Wenn wir von Glauben reden, ist nicht näher definiert, von welchem Glauben wir reden.

Glaube an Gott, wie wir ihn zu kennen glauben, Glaube an einen anderen Gott, dem andere Releigionsgemeinden huldigen, glaube an eine Gottheit welchen Dritte huldigen.
Egal, allen Gemeinschaften ist gleich, dass sie an eine "Gottheit" zu glauben wünschen"
Die Philosophie kennt dies, die Wissenschaft spricht heute von einem "Gott-Gen" in allen in uns.
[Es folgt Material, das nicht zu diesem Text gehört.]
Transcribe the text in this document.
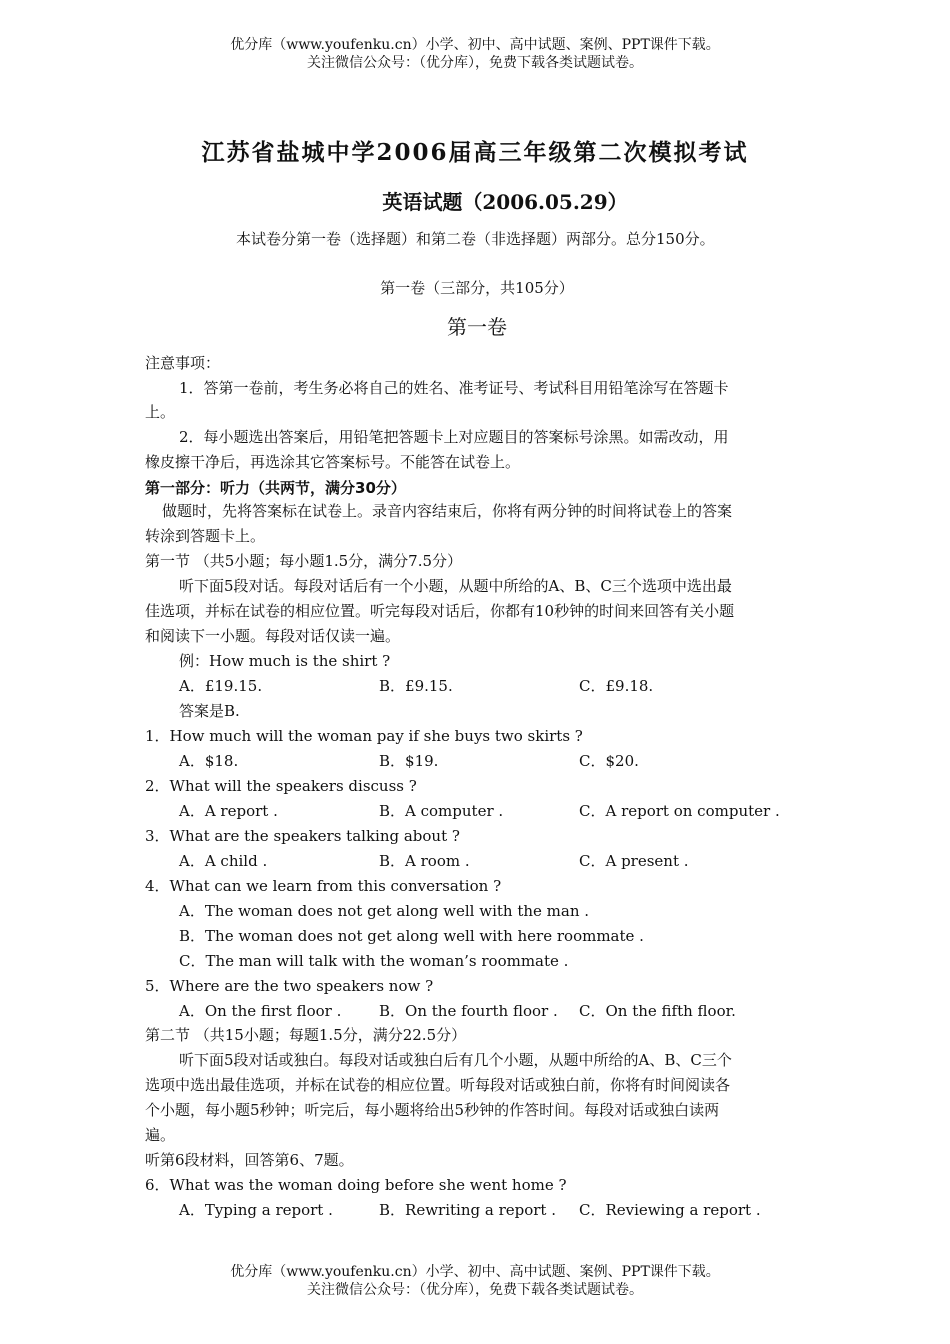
优分库（www.youfenku.cn）小学、初中、高中试题、案例、PPT课件下载。
关注微信公众号：（优分库），免费下载各类试题试卷。
江苏省盐城中学2006届高三年级第二次模拟考试
英语试题（2006.05.29）
本试卷分第一卷（选择题）和第二卷（非选择题）两部分。总分150分。
第一卷（三部分，共105分）
第一卷
注意事项：
1．答第一卷前，考生务必将自己的姓名、准考证号、考试科目用铅笔涂写在答题卡
上。
2．每小题选出答案后，用铅笔把答题卡上对应题目的答案标号涂黑。如需改动，用
橡皮擦干净后，再选涂其它答案标号。不能答在试卷上。
第一部分：听力（共两节，满分30分）
做题时，先将答案标在试卷上。录音内容结束后，你将有两分钟的时间将试卷上的答案
转涂到答题卡上。
第一节 （共5小题；每小题1.5分，满分7.5分）
听下面5段对话。每段对话后有一个小题，从题中所给的A、B、C三个选项中选出最
佳选项，并标在试卷的相应位置。听完每段对话后，你都有10秒钟的时间来回答有关小题
和阅读下一小题。每段对话仅读一遍。
例：How much is the shirt ?
A．£19.15.	B．£9.15.	C．£9.18.
答案是B.
1．How much will the woman pay if she buys two skirts ?
A．$18.	B．$19.	C．$20.
2．What will the speakers discuss ?
A．A report .	B．A computer .	C．A report on computer .
3．What are the speakers talking about ?
A．A child .	B．A room .	C．A present .
4．What can we learn from this conversation ?
A．The woman does not get along well with the man .
B．The woman does not get along well with here roommate .
C．The man will talk with the woman’s roommate .
5．Where are the two speakers now ?
A．On the first floor .	B．On the fourth floor . C．On the fifth floor.
第二节 （共15小题；每题1.5分，满分22.5分）
听下面5段对话或独白。每段对话或独白后有几个小题，从题中所给的A、B、C三个
选项中选出最佳选项，并标在试卷的相应位置。听每段对话或独白前，你将有时间阅读各
个小题，每小题5秒钟；听完后，每小题将给出5秒钟的作答时间。每段对话或独白读两
遍。
听第6段材料，回答第6、7题。
6．What was the woman doing before she went home ?
A．Typing a report .	B．Rewriting a report . C．Reviewing a report .
优分库（www.youfenku.cn）小学、初中、高中试题、案例、PPT课件下载。
关注微信公众号：（优分库），免费下载各类试题试卷。
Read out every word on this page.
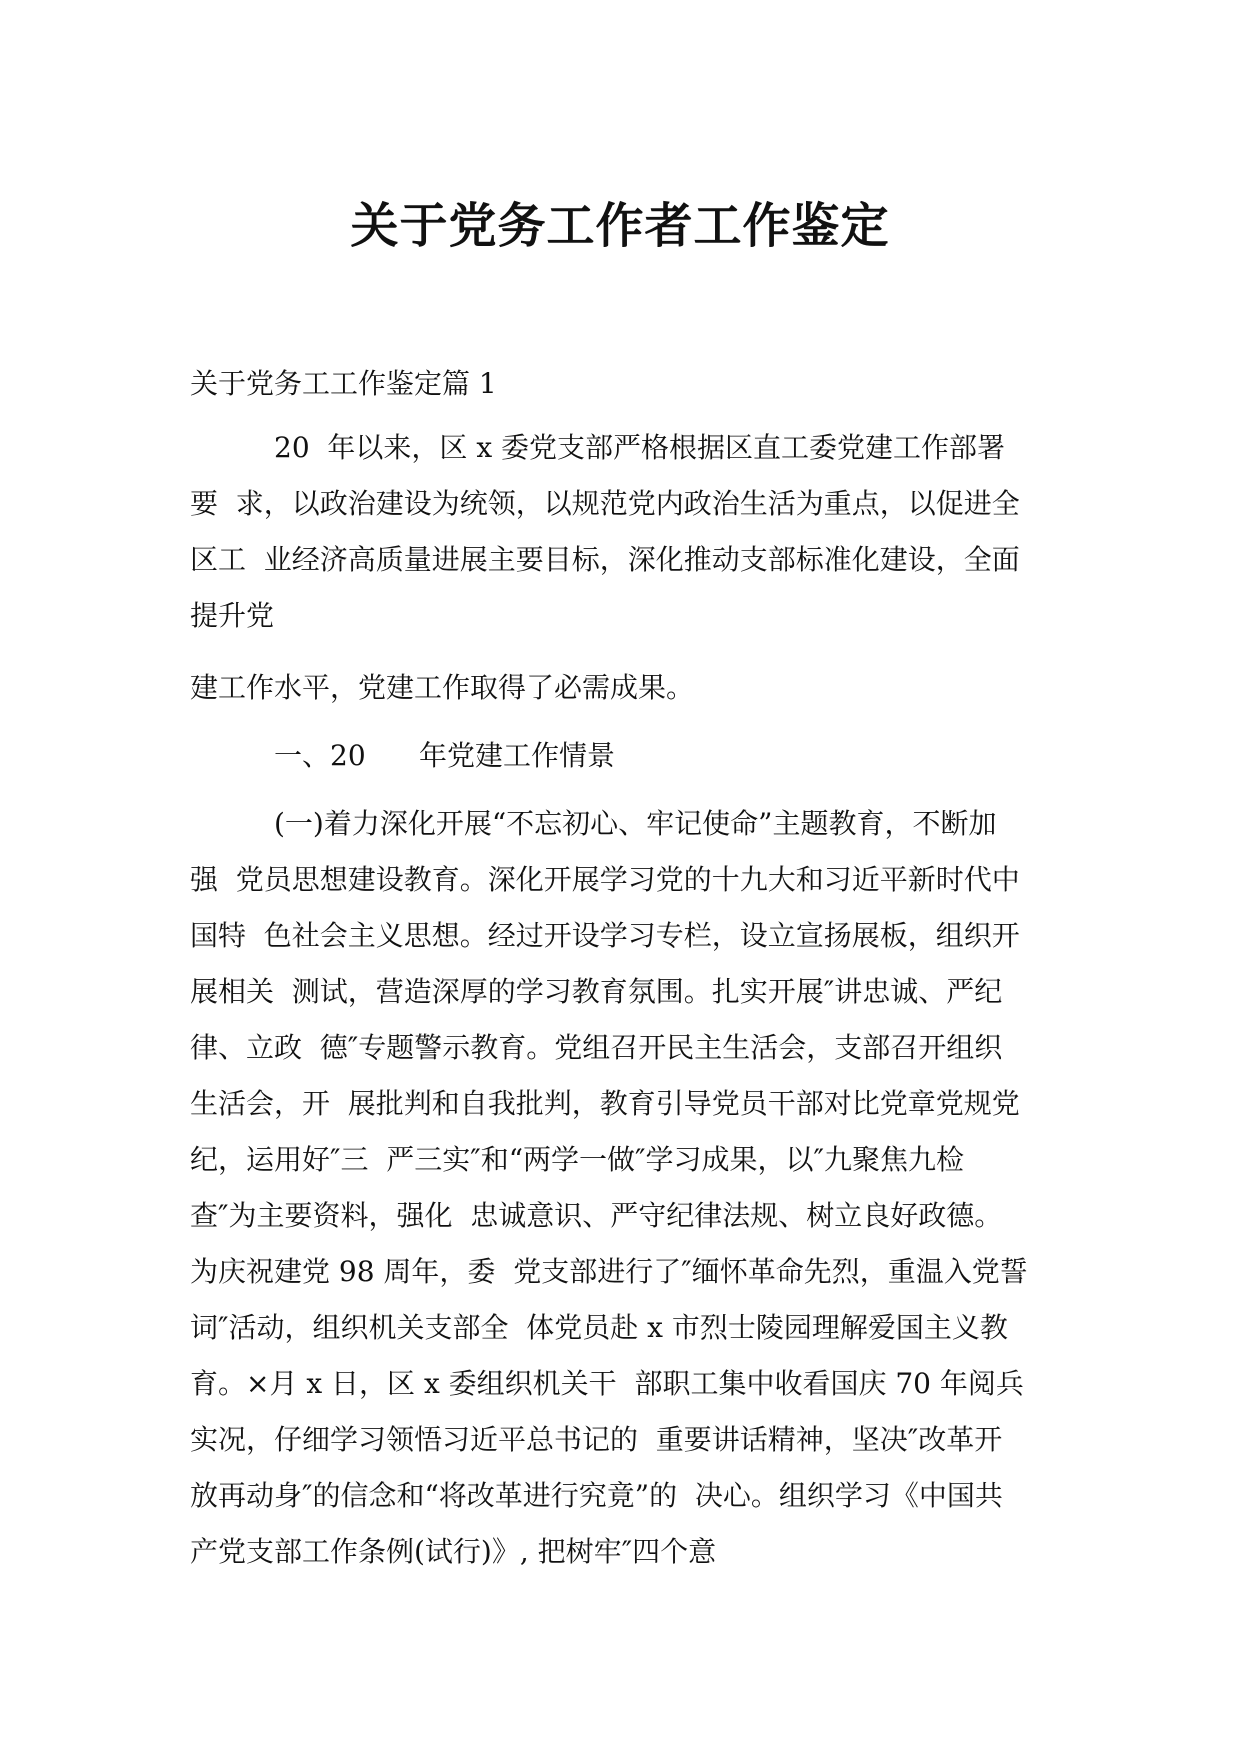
关于党务工作者工作鉴定
关于党务工工作鉴定篇 1
20  年以来，区 x 委党支部严格根据区直工委党建工作部署
要  求，以政治建设为统领，以规范党内政治生活为重点，以促进全
区工  业经济高质量进展主要目标，深化推动支部标准化建设，全面
提升党
建工作水平，党建工作取得了必需成果。
一、20      年党建工作情景
(一)着力深化开展“不忘初心、牢记使命”主题教育，不断加
强  党员思想建设教育。深化开展学习党的十九大和习近平新时代中
国特  色社会主义思想。经过开设学习专栏，设立宣扬展板，组织开
展相关  测试，营造深厚的学习教育氛围。扎实开展″讲忠诚、严纪
律、立政  德″专题警示教育。党组召开民主生活会，支部召开组织
生活会，开  展批判和自我批判，教育引导党员干部对比党章党规党
纪，运用好″三  严三实″和“两学一做″学习成果，以″九聚焦九检
查″为主要资料，强化  忠诚意识、严守纪律法规、树立良好政德。
为庆祝建党 98 周年，委  党支部进行了″缅怀革命先烈，重温入党誓
词″活动，组织机关支部全  体党员赴 x 市烈士陵园理解爱国主义教
育。×月 x 日，区 x 委组织机关干  部职工集中收看国庆 70 年阅兵
实况，仔细学习领悟习近平总书记的  重要讲话精神，坚决″改革开
放再动身″的信念和“将改革进行究竟”的  决心。组织学习《中国共
产党支部工作条例(试行)》, 把树牢″四个意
Offenbar kommen alle Kulturen ohne diesen Glauben an eine "Gottheit" nicht klar.

Dieser Glaube scheint uns wichtig zur Gestaltung unseres Lebensplanes, zur Gestaltung unseres Miteinander.
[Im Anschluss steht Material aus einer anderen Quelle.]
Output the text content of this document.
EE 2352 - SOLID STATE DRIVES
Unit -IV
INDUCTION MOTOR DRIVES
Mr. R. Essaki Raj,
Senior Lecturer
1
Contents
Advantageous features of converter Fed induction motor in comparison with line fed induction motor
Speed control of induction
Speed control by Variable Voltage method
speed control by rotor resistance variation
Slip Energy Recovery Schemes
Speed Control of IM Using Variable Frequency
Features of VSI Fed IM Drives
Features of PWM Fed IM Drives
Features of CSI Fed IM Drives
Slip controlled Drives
Zum Gestalten und vorbereitung auf unseren Tod.

Ja umzugehen mit unserem Egoismus, (ein muss zur Lebenserhaltung des Einzelnen) umzugehen mit dem Gemeinsinn (ein muss zur Erhaltung der beschützenden Gemeinde)

Ein immerwährender Konflikt, destruktiv und kreativ zugleich.



21.02.2008 20:36

karoi03 (34)

8 Postings
dazu passend heute der spruch auf meinem tagesspruchkalender:
"Wenn die Menschen trotz ihrer Religion so schlecht sind, wie würde es ohne sie sein?"


21.02.2008 22:28

splitter (63)

411 Postings
Also wir alle brauchen Religion, brauchen Glauben, ich glaube ich muß jetzt hier raus.
Glaube an mein Bettchen, einen hoffentlich tiefen Schlaf, und morgen ist wieder ein schöner Tag.


22.02.2008 00:17

jo428 (46)

34 Postings
wir brauchen glauben aber glauben die ,
die den glauben verkaufen ?


22.02.2008 15:36

scary_74 (37)

298 Postings
die, die den glauben verkaufen, die glauben - aber nur an das geld!


22.02.2008 23:51

splitter (63)

411 Postings
Wer immer einen Glauben "VERKAUFT" glaubt natürlich an seine Ziele, hat dann nichts mit dem "Glauben" zu tun. Glauben kann man nicht verkaufen, man kann ihn weiterreichen,
anderen anbieten. Alles andere ist Bereicherung oder Sektentum. Ansonsten von uns zu respektieren, ach wenn wir "anderen Glaubens" sind.


23.02.2008 00:04

splitter (63)

411 Postings
"Glaube": lt. Brockhaus, hier von 1964: "Die auf innere Gewissheit beruhende Anerkennung einer Heilslehre, oder das Vertrauen auf Macht und Hilfsbereitschaft durch Gottheit".


13.03.2008 20:53

scary_74 (37)

298 Postings
splitter, diese bedeutung des wortes glauben kennen die nicht, die geld daraus schinden - und das sind meiner meinung nach mehr als die, die den glauben wirklich leben und verinnerlichen!


13.03.2008 22:07

splitter (63)

411 Postings
Der Glaube wird allzugerne von den Herrschenden missbraucht, um Ihre Position zu festigen. Natürlich ist kein Glaube notwendig, für Machtmissprauch. Suspekt sind mir alle, die mit ihrem Glauben hausieren gehen, oer sich damit schmücken.